Audio Video Equipment - TV, VCR, Satellite Receivers, Cable Boxes.
The diagram shows numbering of pins in connector, viewed from solder side of plug. Note that there are 20 pins, the 21st connection is the metal shell of the connector, to which the screening braid of the cable should be connected.
|Pin||Function / Direction (See Note 2)|
|1||AUDIO Output Right|
|2||AUDIO Input Right|
|3||AUDIO Output Left|
|5||BLUE Video Ground|
|6||AUDIO Input Left|
|8||Function Switching (See Note 1)|
|9||GREEN Video Ground|
|10||Comms.Data Line 2|
|12||Comms. Data Line 1|
|13||RED Video Ground|
|14||Comms. Data Ground|
|21 (Shell)||Common Ground / Screen|
Note 1: Pin 8 provides function switching. Applying 9.5-12V to the pin will cause a compatible TV or VCR to switch to the AV (SCART) input. It may also switch on the equipment from standby. Applying 0V or leaving unconnected will switch back to TV. Some TV's also use this pin to select the aspect ratio. Applying 5-8V to pin 8 will switch to 16:9 mode. This may be used by DVD players to set TV to correct ratio. Connect ground to pin 14 or pin 18.
Note 2: Signal direction refers to the socket on a device, not the plug. E.g. audio output would be an output from the device. The other end of a cable connected to this socket would need to connect to an input. Follow the signal path through to be sure you are connecting outputs of one device to inputs of another and vice versa. A standard SCART cable should have the necessary lines crossed to allow interconnection of 2 devices.
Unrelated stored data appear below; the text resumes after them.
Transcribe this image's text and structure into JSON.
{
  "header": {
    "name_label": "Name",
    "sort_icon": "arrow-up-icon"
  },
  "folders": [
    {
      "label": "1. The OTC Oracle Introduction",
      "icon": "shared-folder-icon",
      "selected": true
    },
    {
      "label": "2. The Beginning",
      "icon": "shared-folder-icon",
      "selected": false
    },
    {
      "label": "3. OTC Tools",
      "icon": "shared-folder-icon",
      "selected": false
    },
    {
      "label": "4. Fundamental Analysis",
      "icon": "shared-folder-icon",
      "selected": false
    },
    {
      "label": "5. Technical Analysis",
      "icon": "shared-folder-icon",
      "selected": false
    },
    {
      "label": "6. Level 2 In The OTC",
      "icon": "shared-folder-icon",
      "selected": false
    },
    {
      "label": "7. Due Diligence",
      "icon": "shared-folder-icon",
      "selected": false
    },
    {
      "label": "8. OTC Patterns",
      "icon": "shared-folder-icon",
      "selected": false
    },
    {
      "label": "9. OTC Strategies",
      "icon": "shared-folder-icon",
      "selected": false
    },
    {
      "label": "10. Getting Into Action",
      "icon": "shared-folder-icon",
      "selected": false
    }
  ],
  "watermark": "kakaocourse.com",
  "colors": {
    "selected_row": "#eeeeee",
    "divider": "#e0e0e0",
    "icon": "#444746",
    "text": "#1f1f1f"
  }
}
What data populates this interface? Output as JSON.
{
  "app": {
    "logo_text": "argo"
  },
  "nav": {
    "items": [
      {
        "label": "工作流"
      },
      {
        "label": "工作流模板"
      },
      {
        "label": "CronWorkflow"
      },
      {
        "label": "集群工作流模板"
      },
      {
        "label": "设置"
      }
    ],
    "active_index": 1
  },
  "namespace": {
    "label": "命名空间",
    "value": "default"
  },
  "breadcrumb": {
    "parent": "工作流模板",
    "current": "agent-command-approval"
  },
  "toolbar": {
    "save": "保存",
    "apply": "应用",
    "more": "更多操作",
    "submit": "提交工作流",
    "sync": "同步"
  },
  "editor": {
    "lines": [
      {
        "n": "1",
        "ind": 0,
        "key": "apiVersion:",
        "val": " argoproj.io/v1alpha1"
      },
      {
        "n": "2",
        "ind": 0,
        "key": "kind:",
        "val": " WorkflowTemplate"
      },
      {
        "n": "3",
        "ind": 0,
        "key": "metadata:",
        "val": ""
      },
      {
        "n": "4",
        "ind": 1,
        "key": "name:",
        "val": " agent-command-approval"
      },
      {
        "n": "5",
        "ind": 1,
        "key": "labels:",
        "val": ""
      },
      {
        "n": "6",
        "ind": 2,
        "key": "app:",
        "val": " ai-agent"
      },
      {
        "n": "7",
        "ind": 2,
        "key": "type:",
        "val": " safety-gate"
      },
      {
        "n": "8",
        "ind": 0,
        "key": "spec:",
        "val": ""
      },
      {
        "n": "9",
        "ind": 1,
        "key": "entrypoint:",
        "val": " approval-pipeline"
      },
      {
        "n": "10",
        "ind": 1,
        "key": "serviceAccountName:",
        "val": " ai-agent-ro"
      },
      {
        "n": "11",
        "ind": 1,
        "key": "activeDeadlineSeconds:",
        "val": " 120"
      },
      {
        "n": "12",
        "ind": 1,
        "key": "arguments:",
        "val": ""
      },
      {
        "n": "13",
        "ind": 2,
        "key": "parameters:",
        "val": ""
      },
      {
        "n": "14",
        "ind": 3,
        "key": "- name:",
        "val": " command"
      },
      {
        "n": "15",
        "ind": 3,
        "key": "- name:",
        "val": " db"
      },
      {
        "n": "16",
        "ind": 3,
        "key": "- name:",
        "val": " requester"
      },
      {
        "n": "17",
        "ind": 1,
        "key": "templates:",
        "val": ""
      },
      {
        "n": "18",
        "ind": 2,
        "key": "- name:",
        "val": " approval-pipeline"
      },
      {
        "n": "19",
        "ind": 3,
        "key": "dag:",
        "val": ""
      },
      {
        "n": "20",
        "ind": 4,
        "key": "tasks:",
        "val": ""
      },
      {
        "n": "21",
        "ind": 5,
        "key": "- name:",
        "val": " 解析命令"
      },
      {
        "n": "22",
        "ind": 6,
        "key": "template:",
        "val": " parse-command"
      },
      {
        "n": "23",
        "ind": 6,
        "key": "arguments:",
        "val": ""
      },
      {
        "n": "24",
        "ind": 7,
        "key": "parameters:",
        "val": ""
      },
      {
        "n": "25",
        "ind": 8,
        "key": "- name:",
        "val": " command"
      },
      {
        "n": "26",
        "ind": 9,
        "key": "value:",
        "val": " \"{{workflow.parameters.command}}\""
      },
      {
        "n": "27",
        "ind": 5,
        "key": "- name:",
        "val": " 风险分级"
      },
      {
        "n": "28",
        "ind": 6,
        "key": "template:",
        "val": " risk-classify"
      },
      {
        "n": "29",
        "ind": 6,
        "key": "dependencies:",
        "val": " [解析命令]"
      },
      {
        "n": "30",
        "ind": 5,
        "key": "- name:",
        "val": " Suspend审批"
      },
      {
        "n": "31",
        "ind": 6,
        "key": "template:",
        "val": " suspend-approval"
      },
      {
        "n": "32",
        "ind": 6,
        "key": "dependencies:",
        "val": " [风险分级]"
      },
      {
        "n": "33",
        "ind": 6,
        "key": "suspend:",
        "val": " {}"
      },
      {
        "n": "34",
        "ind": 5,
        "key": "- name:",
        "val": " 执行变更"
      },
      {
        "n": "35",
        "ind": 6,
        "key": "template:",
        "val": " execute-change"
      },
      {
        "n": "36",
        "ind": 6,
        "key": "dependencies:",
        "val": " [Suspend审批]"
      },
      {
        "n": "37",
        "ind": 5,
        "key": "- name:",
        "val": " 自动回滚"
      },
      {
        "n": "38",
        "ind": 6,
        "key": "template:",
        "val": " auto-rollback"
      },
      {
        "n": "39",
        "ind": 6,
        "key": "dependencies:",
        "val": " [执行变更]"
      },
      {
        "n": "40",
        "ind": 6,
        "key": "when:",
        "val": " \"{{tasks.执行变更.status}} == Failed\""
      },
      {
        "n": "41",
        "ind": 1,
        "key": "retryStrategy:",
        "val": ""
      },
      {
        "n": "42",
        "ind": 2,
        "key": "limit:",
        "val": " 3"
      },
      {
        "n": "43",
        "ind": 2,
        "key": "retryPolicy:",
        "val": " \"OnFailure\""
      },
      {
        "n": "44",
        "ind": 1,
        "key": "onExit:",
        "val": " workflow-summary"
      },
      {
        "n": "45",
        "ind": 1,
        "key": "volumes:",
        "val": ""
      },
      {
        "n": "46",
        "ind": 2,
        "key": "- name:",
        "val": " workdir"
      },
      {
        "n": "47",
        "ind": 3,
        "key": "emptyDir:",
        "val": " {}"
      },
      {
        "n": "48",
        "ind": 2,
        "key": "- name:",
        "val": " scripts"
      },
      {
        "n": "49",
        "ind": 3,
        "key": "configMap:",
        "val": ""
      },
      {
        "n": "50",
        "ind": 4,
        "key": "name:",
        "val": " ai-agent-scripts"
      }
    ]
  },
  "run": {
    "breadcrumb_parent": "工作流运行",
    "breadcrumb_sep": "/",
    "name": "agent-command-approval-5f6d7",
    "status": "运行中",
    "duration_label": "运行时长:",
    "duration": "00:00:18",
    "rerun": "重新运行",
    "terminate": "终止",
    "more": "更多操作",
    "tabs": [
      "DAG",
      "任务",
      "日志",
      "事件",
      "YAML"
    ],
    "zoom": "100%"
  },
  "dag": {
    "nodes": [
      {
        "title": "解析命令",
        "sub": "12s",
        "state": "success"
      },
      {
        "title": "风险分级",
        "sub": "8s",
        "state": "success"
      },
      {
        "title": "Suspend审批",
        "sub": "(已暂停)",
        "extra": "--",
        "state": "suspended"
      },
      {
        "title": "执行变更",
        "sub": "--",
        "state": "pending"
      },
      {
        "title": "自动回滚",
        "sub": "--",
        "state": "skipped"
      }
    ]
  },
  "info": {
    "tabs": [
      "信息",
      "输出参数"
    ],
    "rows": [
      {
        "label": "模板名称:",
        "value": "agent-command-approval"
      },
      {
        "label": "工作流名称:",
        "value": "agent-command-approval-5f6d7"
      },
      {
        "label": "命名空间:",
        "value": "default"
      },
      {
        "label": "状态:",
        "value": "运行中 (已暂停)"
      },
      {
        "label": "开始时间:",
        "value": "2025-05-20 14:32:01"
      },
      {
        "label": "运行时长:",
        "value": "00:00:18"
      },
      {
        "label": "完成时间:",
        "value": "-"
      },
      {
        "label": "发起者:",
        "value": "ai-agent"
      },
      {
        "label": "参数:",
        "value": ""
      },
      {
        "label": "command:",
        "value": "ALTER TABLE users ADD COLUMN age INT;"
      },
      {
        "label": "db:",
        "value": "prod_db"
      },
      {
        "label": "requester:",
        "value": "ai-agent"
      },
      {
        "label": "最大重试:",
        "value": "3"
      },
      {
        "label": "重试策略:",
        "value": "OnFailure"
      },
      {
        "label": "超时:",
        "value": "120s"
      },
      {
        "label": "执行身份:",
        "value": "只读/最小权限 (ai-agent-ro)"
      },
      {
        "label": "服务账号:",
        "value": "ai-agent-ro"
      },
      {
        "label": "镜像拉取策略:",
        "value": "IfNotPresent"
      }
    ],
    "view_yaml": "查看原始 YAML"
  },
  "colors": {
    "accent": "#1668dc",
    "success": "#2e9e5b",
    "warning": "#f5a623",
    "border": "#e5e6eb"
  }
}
Connections are normally soldered. Check if you need to slide the gland cover onto the cable before soldering. Take care to avoid shorts between pins when soldering, some sleeving on the connections may be a good idea. Sleeve the screen to prevent it shorting to the other pins and to keep it tidy. The plastic shell normally snaps into place around the metal connector after soldering, and the cable gland then screws on to hold the assembly together.
If the connector has mounting holes, screw it to the board before soldering. Solder several pins and check the connector is flush with the board before soldering the rest.